Il a les yeux bons, l’odorat excellent, l’oreille admirable, ce qui a encore contribué à le faire mettre au nombre des animaux timides, austères et chagrins qui ont tous, à ce qu’on prétend, l’ouïe très-fine. Aussi se berce-t-il du bruit pluvieux de ses manducations au point qu’il ne sait résister à l’assoupissement, cependant qu’il vous machine d’écume une coque fabiforme en ligneul où ce bilieux se peut rasseoir. Il reste dans cette situation sans faire aucun mouvement et sans se secouer pour se relever.
Pourquoi donc tant de haine pour cet animal, si bon, si patient, si sobre, si utile ? Les hommes haïraient-ils jusque dans les animaux ceux qui les servent trop bien et à trop peu de frais ? Car ils le dérament, l’étouffent et débobinent, en déduisent un fil qui, tissu, donne une douce étoffe, à fin d’y découper pour une femme de qualité quelque fourreau propre à en achever la tournure.

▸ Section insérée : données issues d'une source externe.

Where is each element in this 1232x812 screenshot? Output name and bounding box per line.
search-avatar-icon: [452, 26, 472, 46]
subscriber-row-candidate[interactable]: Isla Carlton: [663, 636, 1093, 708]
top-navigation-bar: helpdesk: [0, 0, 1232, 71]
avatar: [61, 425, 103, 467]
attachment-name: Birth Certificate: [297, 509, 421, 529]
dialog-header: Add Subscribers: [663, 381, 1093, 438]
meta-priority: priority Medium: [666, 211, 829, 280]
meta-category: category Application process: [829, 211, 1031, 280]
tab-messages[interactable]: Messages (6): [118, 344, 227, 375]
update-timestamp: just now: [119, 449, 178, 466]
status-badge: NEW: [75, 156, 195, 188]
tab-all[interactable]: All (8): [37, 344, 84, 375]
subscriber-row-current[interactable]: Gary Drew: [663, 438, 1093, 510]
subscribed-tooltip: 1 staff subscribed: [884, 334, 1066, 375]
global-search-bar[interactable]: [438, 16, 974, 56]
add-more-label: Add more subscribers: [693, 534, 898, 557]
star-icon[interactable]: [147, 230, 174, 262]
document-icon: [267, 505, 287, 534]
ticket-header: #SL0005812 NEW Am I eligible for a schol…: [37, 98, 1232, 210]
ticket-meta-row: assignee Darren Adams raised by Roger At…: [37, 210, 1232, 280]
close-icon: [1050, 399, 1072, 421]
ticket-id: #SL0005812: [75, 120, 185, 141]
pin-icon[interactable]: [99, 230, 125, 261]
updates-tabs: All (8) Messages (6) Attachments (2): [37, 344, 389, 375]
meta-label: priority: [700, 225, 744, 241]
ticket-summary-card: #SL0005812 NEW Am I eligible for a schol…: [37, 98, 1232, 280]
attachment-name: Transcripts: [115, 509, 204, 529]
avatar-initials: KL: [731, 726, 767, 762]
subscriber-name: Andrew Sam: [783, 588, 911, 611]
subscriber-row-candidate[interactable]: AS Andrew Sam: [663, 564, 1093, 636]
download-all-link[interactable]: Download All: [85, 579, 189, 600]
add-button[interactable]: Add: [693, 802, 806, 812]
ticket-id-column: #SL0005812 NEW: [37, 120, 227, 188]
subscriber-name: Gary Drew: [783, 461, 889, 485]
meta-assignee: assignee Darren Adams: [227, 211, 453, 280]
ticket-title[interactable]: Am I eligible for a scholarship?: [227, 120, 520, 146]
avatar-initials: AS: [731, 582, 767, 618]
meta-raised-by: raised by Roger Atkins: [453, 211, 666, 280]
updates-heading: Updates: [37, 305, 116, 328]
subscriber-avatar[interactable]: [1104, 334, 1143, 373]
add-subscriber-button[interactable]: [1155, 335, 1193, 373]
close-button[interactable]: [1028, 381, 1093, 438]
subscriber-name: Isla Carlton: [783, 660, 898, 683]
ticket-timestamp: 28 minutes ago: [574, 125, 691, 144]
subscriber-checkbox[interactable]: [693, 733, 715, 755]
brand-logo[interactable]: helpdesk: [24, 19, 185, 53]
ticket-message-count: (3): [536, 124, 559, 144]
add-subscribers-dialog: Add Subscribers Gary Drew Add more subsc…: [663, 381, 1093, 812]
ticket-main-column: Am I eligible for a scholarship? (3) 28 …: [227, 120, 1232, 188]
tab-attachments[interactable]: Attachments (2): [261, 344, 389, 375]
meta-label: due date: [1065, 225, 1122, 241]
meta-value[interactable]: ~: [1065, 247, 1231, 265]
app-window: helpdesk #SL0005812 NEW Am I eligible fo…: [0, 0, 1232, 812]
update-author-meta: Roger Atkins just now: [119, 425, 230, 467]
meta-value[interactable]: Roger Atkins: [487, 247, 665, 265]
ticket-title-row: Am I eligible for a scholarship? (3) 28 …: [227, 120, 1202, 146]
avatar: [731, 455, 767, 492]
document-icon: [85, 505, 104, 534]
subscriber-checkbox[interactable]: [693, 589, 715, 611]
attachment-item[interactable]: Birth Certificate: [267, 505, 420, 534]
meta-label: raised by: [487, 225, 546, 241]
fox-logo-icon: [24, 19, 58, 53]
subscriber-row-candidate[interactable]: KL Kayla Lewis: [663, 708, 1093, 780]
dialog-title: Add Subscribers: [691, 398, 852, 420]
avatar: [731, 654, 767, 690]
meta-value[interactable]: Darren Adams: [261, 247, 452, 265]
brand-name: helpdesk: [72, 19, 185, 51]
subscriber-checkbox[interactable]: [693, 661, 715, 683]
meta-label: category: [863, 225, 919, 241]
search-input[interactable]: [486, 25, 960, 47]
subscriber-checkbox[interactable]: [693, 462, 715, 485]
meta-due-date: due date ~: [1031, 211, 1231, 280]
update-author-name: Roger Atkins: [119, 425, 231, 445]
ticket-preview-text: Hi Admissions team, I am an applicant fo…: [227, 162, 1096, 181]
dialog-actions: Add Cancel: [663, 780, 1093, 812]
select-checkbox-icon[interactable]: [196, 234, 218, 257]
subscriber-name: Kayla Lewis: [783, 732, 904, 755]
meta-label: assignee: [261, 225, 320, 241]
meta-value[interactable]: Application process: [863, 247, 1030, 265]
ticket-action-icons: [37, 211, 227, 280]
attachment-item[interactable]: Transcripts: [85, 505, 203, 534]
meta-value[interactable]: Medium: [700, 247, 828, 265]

Que selon l’ordonnance commune de la Création la dame vienne à périr, et nous voyons bientôt croître, au tumulus sous lequel ainsi accoutrée elle repose, piqué en l’octobre, un arbre mûrier où, mol opiniâtre, le ver à soie maronne. Rien de plus touchant que cela qui seul suffirait pour prouver l’immuable abnégation de cet humble larve que Dieu seul a conçue et tirée du néant.
Rouffon, Des vers, larves et chenilles, Supplément à l’Histoire Naturelle, Générale et Particulière.